ホンオフェは葬儀や結婚式などの人が集まる祭事で振る舞われることが多い料理です。一度に沢山作らなくてはならないため、ホンオフェの発酵を促進するために堆肥を利用する仕込みが考案されました。伝統的な方法では、エイの切り身を入れた瓶をワラや松の葉を発酵させた堆肥の上に置きます。そうすると堆肥の発酵熱によりエイの発酵が進むのだそうです。ホンオの特産地であるフクサンド(黒山島)の販売業者は、発酵のさせ方を以下のように説明しています。まず、瓶の底に4個程度の石を平たく敷きます。その石の上にワラや松葉を3㎝程度敷きます。ガンギエイの表面にあるつるつるした液体が溜まった「コブ」を残した状態で切り、そのエイの切り身を密着させないよう、まばらに散らして藁の上に置きます。このコブには発酵バクテリアが多く含まれていて、これを残すことでホンオフェ独特の味付けになるのだそうです。切り身の上にさらに藁や松葉をかぶせるように敷きます。これをなどか繰り返し、藁の層、切り身の層を交互に積み重ねて行きます。何回か繰り返したら、ビンの口にビニールをかぶせ、輪ゴムで止めてしっかり密閉します。そのまま発酵させます。暖かい日は日影で2~3日程度。寒い日は7日程度が目安です。気温や日照具合によって適度に調節してください。毎日定期的に匂いを確認し、良きところで取り出します。冷蔵庫で保管すれば長期保存も可能だそうです。

ホンオフェを食べた人たちの反応

近年日本で製作されるバラエティ番組などで「臭い食品」を取り扱う際、シュールストレミングにも匹敵するアジアの臭い食品としてしばしば紹介されることがあります。日本テレビ制作のバラエティ番組「ワールド☆レコーズ」の2004年7月4日放送分では、取材陣がホンオフェの本場・木浦に赴き、宴席でふるまわれたホンオフェを喜んで口に入れた現地の男性が、涙を流しながら食べている様子を描写し、「食べた人にしかわからない爽快な刺激があるのだというが」と説明しています。同番組の司会者である内村光良は、隔離されたブースで臭いを嗅ぐなり「ションベンだよ、ションベン」と話し、口には入れたものの飲み込むことが出来ませんでした。韓国人の夫を持つ作家の岩井志麻子はMXテレビ制作の報道番組「5時に夢中」で「ホンタクだったか、これがもろにおしっこの臭いなのね。これ食べた夫とだけはチュウはできない。愛を試されますね」と評しています。
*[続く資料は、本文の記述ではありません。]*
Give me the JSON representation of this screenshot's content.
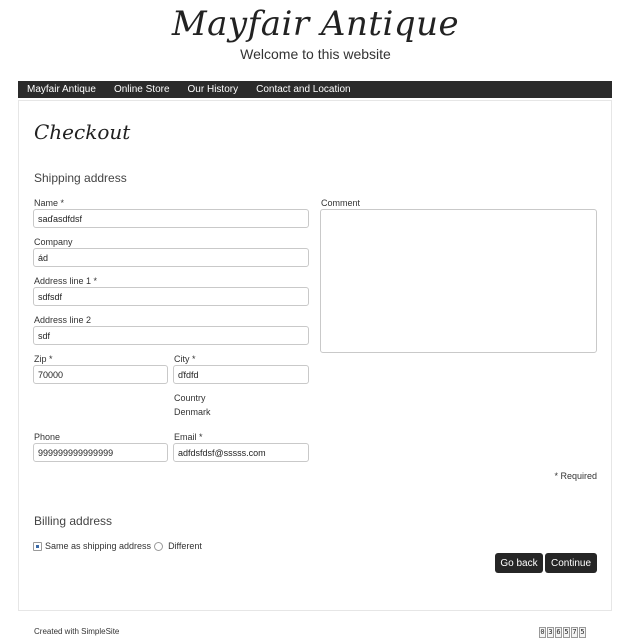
{
  "site": {
    "brand": "Mayfair Antique",
    "tagline": "Welcome to this website"
  },
  "nav": {
    "items": [
      {
        "label": "Mayfair Antique"
      },
      {
        "label": "Online Store"
      },
      {
        "label": "Our History"
      },
      {
        "label": "Contact and Location"
      }
    ]
  },
  "page": {
    "title": "Checkout",
    "shipping_title": "Shipping address",
    "billing_title": "Billing address",
    "required_note": "* Required"
  },
  "form": {
    "name": {
      "label": "Name *",
      "value": "saďasdfdsf"
    },
    "company": {
      "label": "Company",
      "value": "ád"
    },
    "address1": {
      "label": "Address line 1 *",
      "value": "sdfsdf"
    },
    "address2": {
      "label": "Address line 2",
      "value": "sdf"
    },
    "zip": {
      "label": "Zip *",
      "value": "70000"
    },
    "city": {
      "label": "City *",
      "value": "ďfdfd"
    },
    "country": {
      "label": "Country",
      "value": "Denmark"
    },
    "phone": {
      "label": "Phone",
      "value": "999999999999999"
    },
    "email": {
      "label": "Email *",
      "value": "adfdsfdsf@sssss.com"
    },
    "comment": {
      "label": "Comment",
      "value": ""
    }
  },
  "billing": {
    "same_label": "Same as shipping address",
    "different_label": "Different",
    "selected": "same"
  },
  "buttons": {
    "back": "Go back",
    "continue": "Continue"
  },
  "footer": {
    "credit": "Created with SimpleSite",
    "counter_digits": [
      "0",
      "3",
      "6",
      "5",
      "7",
      "5"
    ]
  },
  "colors": {
    "nav_bg": "#2b2b2b",
    "button_bg": "#262626",
    "radio_accent": "#3a6aa8"
  }
}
ホンオフェの強烈な臭いは世界有数、アジア最大とされており、口に入れた状態で深呼吸すると失神寸前になるとも言われています。また、臭いの強さは納豆の14倍にも相当するのだとか。ホンオフェを食べた後に電車に乗ると、全身の毛穴からアンモニア臭が漂うため、周りの人から白い目で見られるという報告もあるほどです。

日本でも食べられます!

話を聞いているだけでかなり強烈な事がわかるホンオフェですが、日本にある韓国料理店でも取り扱っているところがあります。「キャンプ場のトイレの臭い」とも称される食品を、飲食店で扱っても大丈夫なのかと疑問に思いますが、意外にもホンオフェは近くに寄らない限り臭いがしないのだそうです。普通のお刺身と遜色ない見た目で、鼻先20㎝までは特に臭いもしないようなのですが、口に入れた瞬間に舌がビリビリして強烈なアンモニア臭がするのだとか。曰く「キャンプ場のトイレに例えるのは、キャンプ場のトイレに失礼」なレベルだそうです。噛みきろうとしてもエイの固い繊維が邪魔して噛みきれないので、マッコリで流し込むしか方法はありません。ですが、確かにホンオフェを食べてからマッコリを飲むと、マッコリがとても美味しく感じるのだとか。興味がある方は是非チャレンジしてみてくださいね!